La vénerie, qui avait été engloutie dans le désastre de la royauté, fut rétablie par Napoléon Ier, qui ne perdait aucune occasion de revenir aux anciens usages monarchiques. Il dépensait annuellement pour cet objet une somme de 400,000 francs, et, bien que personnellement il n’aimât pas la chasse, il y tenait néanmoins pour rehausser l’éclat du trône. Louis XVIII et Charles X, en conservant ce service, ne firent que se conformer aux traditions de leurs ancêtres. Quant à Louis-Philippe, se rappelant toutes les plaintes dont la chasse avait été l’objet de la part du peuple, et, pensant avec raison qu’un roi constitutionnel n’avait pas besoin de cet éclat factice, il ne monta pas sa maison, et laissa chasser ses fils avec des équipages qui ne différaient pas beaucoup de ceux des riches particuliers ; ils chassaient pour leur plaisir et non pour faire de la politique.
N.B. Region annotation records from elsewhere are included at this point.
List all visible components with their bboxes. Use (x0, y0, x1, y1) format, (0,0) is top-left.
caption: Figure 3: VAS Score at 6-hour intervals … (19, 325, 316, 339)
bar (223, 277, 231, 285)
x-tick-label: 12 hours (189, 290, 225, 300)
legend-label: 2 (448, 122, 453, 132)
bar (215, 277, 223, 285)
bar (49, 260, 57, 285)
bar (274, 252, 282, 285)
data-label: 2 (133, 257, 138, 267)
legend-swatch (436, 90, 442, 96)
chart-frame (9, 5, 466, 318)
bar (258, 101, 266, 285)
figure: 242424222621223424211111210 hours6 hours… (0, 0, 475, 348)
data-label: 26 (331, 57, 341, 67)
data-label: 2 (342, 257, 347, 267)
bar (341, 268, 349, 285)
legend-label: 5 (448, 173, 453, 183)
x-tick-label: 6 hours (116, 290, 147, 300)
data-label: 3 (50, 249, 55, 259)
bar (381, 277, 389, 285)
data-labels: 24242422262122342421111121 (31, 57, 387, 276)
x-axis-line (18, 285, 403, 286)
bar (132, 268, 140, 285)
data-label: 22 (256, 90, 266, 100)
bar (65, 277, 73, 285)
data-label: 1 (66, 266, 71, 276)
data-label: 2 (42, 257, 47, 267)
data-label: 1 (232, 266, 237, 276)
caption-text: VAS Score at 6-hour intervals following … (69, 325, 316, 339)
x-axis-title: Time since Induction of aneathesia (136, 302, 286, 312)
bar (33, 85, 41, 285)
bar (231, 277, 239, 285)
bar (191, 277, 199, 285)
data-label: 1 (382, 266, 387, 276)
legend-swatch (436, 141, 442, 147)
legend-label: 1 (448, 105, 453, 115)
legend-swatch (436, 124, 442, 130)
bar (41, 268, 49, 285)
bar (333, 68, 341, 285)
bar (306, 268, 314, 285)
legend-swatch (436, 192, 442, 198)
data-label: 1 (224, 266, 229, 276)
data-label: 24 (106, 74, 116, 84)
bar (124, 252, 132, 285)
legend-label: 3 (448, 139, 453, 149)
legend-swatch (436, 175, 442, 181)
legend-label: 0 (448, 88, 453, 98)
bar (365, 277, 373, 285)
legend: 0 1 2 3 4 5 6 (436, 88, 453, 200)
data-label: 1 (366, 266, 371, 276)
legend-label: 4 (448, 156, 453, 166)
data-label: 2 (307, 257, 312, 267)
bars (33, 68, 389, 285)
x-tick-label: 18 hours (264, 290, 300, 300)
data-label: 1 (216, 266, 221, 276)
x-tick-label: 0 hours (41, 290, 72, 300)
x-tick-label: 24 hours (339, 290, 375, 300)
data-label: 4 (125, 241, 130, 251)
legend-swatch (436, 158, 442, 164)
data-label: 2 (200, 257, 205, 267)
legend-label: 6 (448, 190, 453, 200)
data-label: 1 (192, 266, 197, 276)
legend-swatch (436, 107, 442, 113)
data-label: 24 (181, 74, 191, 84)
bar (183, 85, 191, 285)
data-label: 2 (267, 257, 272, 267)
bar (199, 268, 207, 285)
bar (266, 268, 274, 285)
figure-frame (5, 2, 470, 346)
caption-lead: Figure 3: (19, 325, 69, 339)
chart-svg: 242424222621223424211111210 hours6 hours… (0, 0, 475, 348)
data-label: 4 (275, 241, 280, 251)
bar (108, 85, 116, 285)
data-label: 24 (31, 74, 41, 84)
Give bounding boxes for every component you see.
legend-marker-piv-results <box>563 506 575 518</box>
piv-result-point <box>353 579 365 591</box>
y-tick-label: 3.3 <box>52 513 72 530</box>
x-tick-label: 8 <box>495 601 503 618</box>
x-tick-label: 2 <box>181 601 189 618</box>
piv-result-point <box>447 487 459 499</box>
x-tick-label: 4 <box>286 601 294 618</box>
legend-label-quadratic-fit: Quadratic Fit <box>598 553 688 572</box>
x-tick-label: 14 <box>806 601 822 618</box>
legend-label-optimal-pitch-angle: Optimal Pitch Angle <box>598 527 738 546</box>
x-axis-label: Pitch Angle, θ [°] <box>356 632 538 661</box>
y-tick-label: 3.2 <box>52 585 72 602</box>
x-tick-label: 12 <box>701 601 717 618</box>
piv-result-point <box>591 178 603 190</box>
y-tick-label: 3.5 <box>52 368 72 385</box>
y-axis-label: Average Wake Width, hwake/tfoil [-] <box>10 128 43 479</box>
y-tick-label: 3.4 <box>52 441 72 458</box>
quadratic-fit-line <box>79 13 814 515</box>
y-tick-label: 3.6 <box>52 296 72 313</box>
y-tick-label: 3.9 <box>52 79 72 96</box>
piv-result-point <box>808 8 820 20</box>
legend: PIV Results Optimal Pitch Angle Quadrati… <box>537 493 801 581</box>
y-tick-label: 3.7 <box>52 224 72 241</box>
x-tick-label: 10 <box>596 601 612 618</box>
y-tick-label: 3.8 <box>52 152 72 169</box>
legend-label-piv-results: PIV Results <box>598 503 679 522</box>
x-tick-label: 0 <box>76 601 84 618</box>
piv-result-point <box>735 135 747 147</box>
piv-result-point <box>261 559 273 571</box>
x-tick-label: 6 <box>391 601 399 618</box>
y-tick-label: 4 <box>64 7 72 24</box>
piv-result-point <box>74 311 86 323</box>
Le second empire ne manqua point de suivre ici comme ailleurs les erremens du premier, et la vénerie reparut montée sur un aussi grand pied qu’autrefois. Tout le monde s’accorde à dire qu’elle est parfaitement organisée, que les meutes, composées de chiens de premier choix, laissent rarement échapper un cerf, une fois qu’il est lancé ; mais, si l’on tient compte des dépenses que coûtent à la liste civile le personnel et le matériel, les indemnités payées aux riverains pour les dégâts commis par le gibier, les dommages causés au bois ou les frais nécessaires pour les atténuer, on arrive à un chiffre qu’on ne peut guère évaluer à moins de 900,000 fr. par an. Or, en supposant que le chef de l’état chasse trente fois dans l’année tant à courre qu’à tir, chacune de ces chasses lui revient à 30,000 francs.